No more lending restrictions needed

The slower housing market means the latest LVRs are working and no more restrictions are needed, according to one real estate head.

Wednesday, January 11th 2017, 1:21PM

by Miriam Bell

The latest QV data, which was released today, shows that residential property value growth is slowing while activity and demand has declined in markets around the country.

The slowdown is most evident in the Auckland market.

Earlier this week, Barfoot & Thompson’s December data highlighted the ongoing plateau in Auckland prices, while realestate.co.nz’s December data revealed an increase in Super City listings.

This change has led one real estate agency head to call for an end to macro-prudential restrictions on the market.

Century 21 national manager Geoff Barnett said the latest, much tougher LVRs are hitting property investors and having the desired impact.

This is making it increasingly unnecessary for the Reserve Bank to introduce the likes of debt-to-income restrictions as was speculated last year, he said.

“We’re definitely seeing the return of a more normalised real estate market.

“More and more we’re seeing buyers setting the price, with vendors’ expectations slowly but surely getting more realistic.

“I doubt that the Reserve Bank or the government will be looking at implementing any further restrictions at this stage as the current ones are working.”

In Barnett’s view, there are unlikely to be any major market shifts in 2017 – instead any changes will be moderate and sustainable, kept in check by slowly rising interest rates.

“While 2017 may not reach the giddy and record-breaking heights of previous years, it’s still looking pretty strong with consumer and business confidence solid, as is population growth.

“The regions also continue to do well.”

However, he added that the fact this year is an election year could mean the second half of 2017 is quieter than usual as people opt to keep their hands in their pockets.

Barnett is far from alone in saying enough is enough on the macro-prudential policy front – but some are harsher in their verdicts on the impact of the LVRs.

Property Institute chief executive Ashley Church today criticised the Reserve Bank for making it very difficult for many first home buyers to purchase their first property.

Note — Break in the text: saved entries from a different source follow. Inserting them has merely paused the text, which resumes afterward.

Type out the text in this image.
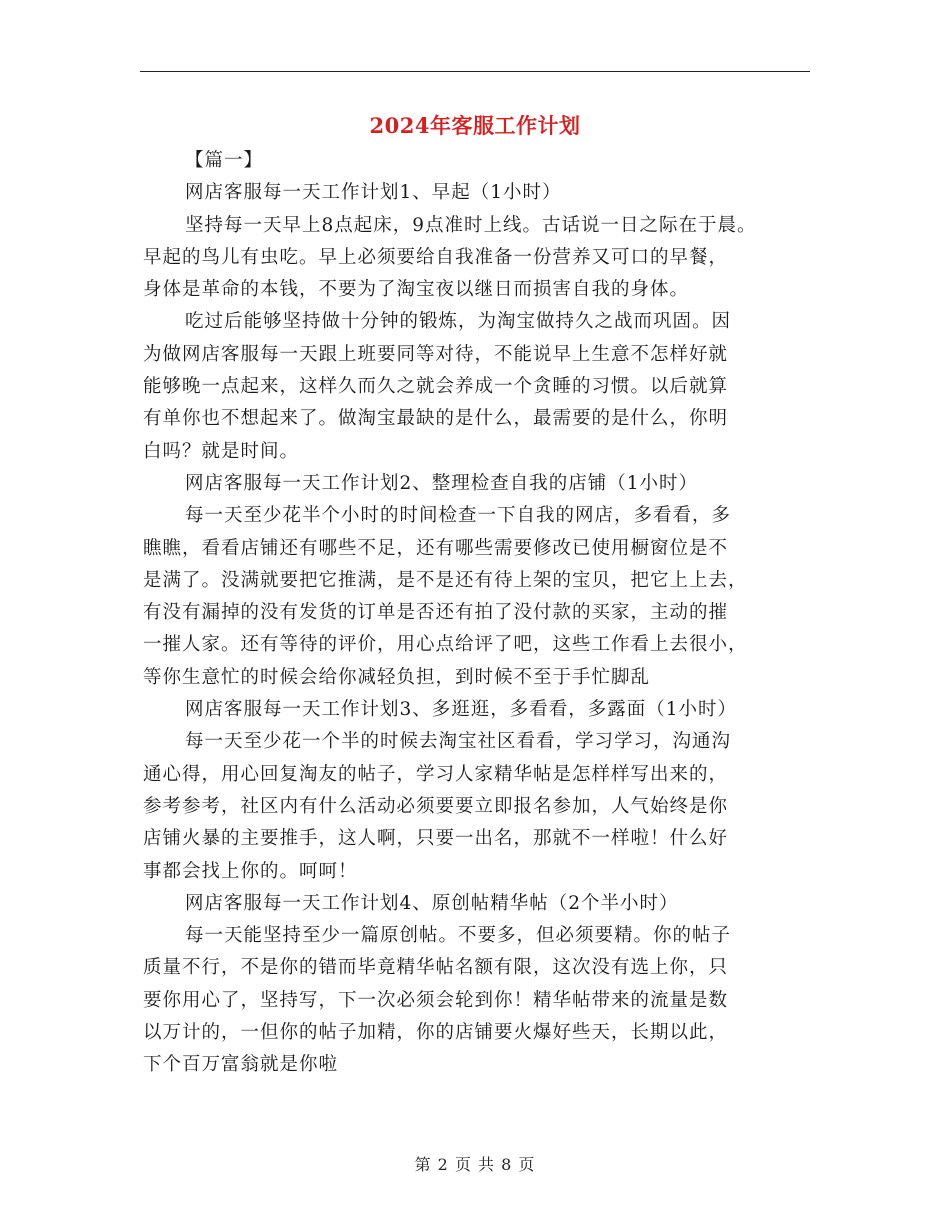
2024年客服工作计划
【篇一】
网店客服每一天工作计划1、早起（1小时）
坚持每一天早上8点起床，9点准时上线。古话说一日之际在于晨。
早起的鸟儿有虫吃。早上必须要给自我准备一份营养又可口的早餐，
身体是革命的本钱，不要为了淘宝夜以继日而损害自我的身体。
吃过后能够坚持做十分钟的锻炼，为淘宝做持久之战而巩固。因
为做网店客服每一天跟上班要同等对待，不能说早上生意不怎样好就
能够晚一点起来，这样久而久之就会养成一个贪睡的习惯。以后就算
有单你也不想起来了。做淘宝最缺的是什么，最需要的是什么，你明
白吗？就是时间。
网店客服每一天工作计划2、整理检查自我的店铺（1小时）
每一天至少花半个小时的时间检查一下自我的网店，多看看，多
瞧瞧，看看店铺还有哪些不足，还有哪些需要修改已使用橱窗位是不
是满了。没满就要把它推满，是不是还有待上架的宝贝，把它上上去，
有没有漏掉的没有发货的订单是否还有拍了没付款的买家，主动的摧
一摧人家。还有等待的评价，用心点给评了吧，这些工作看上去很小，
等你生意忙的时候会给你减轻负担，到时候不至于手忙脚乱
网店客服每一天工作计划3、多逛逛，多看看，多露面（1小时）
每一天至少花一个半的时候去淘宝社区看看，学习学习，沟通沟
通心得，用心回复淘友的帖子，学习人家精华帖是怎样样写出来的，
参考参考，社区内有什么活动必须要要立即报名参加，人气始终是你
店铺火暴的主要推手，这人啊，只要一出名，那就不一样啦！什么好
事都会找上你的。呵呵！
网店客服每一天工作计划4、原创帖精华帖（2个半小时）
每一天能坚持至少一篇原创帖。不要多，但必须要精。你的帖子
质量不行，不是你的错而毕竟精华帖名额有限，这次没有选上你，只
要你用心了，坚持写，下一次必须会轮到你！精华帖带来的流量是数
以万计的，一但你的帖子加精，你的店铺要火爆好些天，长期以此，
下个百万富翁就是你啦
第 2 页 共 8 页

He said the LVRs have totally missed the mark and that the generational impact of closing Kiwis out of the housing market would have huge knock on effects.

“It isn’t just about the value of the house as an asset.

“It’s also about what you can do with that house. Mums and Dads use the equity in their homes to buy businesses, fund further education, fund their retirement and help out their kids.

“Those options won’t be available for Kiwis who aren’t able to buy a home and it’s a disaster waiting to happen – not just for the individuals effected – but for the economy as a whole”.

A generation of renters, who won’t have the same ownership stake in the places where they live, could also have a negative impact on communities, Church said.